Association of 11β-hydroxysteroid dehydrogenase type 1 gene polymorphisms with serum alanine aminotransferase activity

Abstract

Aims: 11β-Hydroxysteroid dehydrogenase type 1 (HSD11B1), which converts inactive glucocorticoid to active glucocorticoid, plays a critical role in pathogenesis of non-alcoholic fatty liver disease (NAFLD). Serum alanine aminotransferase (ALT), an indicator of hepatocellular injury, has been suggested as a surrogate marker for NAFLD. To date, no study has specifically examined the relationship between HSD11B1 gene polymorphisms and ALT.

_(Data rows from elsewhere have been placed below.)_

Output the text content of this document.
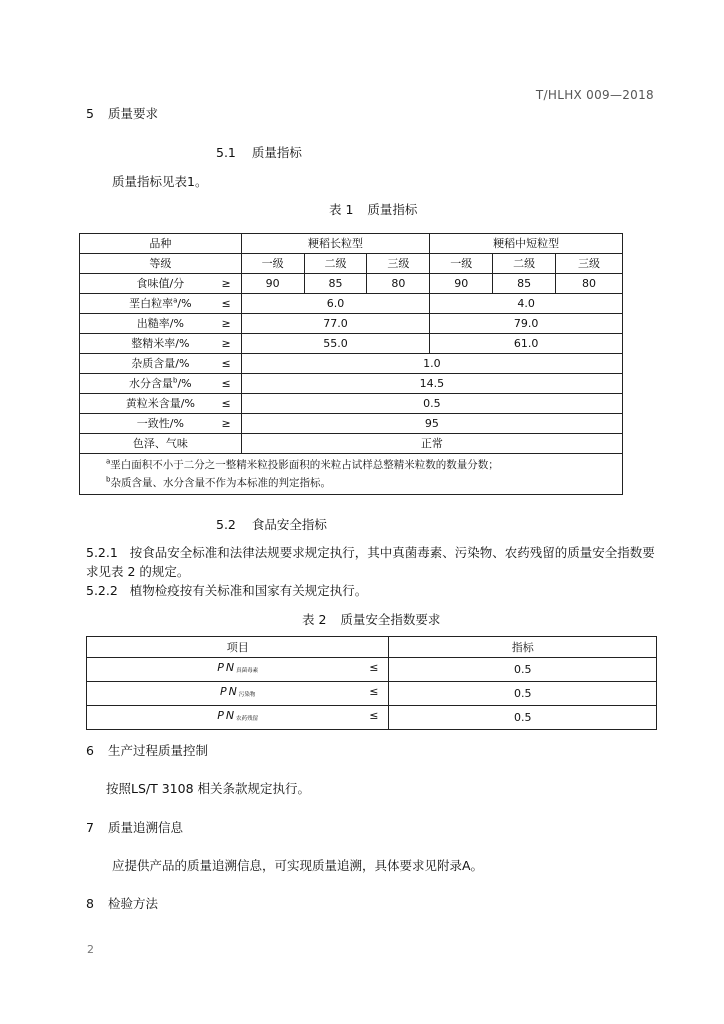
T/HLHX 009—2018
5 质量要求
5.1 质量指标
质量指标见表1。
表 1 质量指标
品种	粳稻长粒型			粳稻中短粒型		
等级	一级	二级	三级	一级	二级	三级
食味值/分 ≥	90	85	80	90	85	80
垩白粒率$^a$/% ≤	6.0			4.0		
出糙率/% ≥	77.0			79.0		
整精米率/% ≥	55.0			61.0		
杂质含量/% ≤	1.0					
水分含量$^b$/% ≤	14.5					
黄粒米含量/% ≤	0.5					
一致性/% ≥	95					
色泽、气味	正常					

$^a$垩白面积不小于二分之一整精米粒投影面积的米粒占试样总整精米粒数的数量分数；
$^b$杂质含量、水分含量不作为本标准的判定指标。						
5.2 食品安全指标
5.2.1 按食品安全标准和法律法规要求规定执行，其中真菌毒素、污染物、农药残留的质量安全指数要
求见表 2 的规定。
5.2.2 植物检疫按有关标准和国家有关规定执行。
表 2 质量安全指数要求
项目	指标
PN真菌毒素 ≤	0.5
PN污染物 ≤	0.5
PN农药残留 ≤	0.5
6 生产过程质量控制
按照LS/T 3108 相关条款规定执行。
7 质量追溯信息
应提供产品的质量追溯信息，可实现质量追溯，具体要求见附录A。
8 检验方法
2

Methods: A study was conducted to examine the association of common single nucleotide polymorphisms (SNPs) in HSD11B1 (rs12086634, rs1000283) with serum ALT level in 756 Korean subjects (348 males and 408 females). ALT values were divided into two groups: elevated (>33U/l in males, >25U/l in females) and normal.

Results: SNPs showed a significant association with elevated ALT. According to results of logistic regression analysis adjusted for confounding variables, the GT+GG genotype for rs12086634 and the GA+AA genotype for rs1000283 showed significantly higher frequencies of elevated ALT, compared with the TT and GG genotypes, respectively (GT/GG vs. TT; OR 1.685, 95% CI 1.175-2.416, P=0.005, GA/AA vs. GG; OR 2.057, 95% CI 1.401-3.020, P<0.001, respectively).

Conclusions: HSD11B1 polymorphisms (rs12086634 and rs1000283) are associated with elevated levels of ALT. Findings from this study suggest a possible association between HSD11B1 polymorphisms and hepatocellular injury, such as that seen in patients with NAFLD.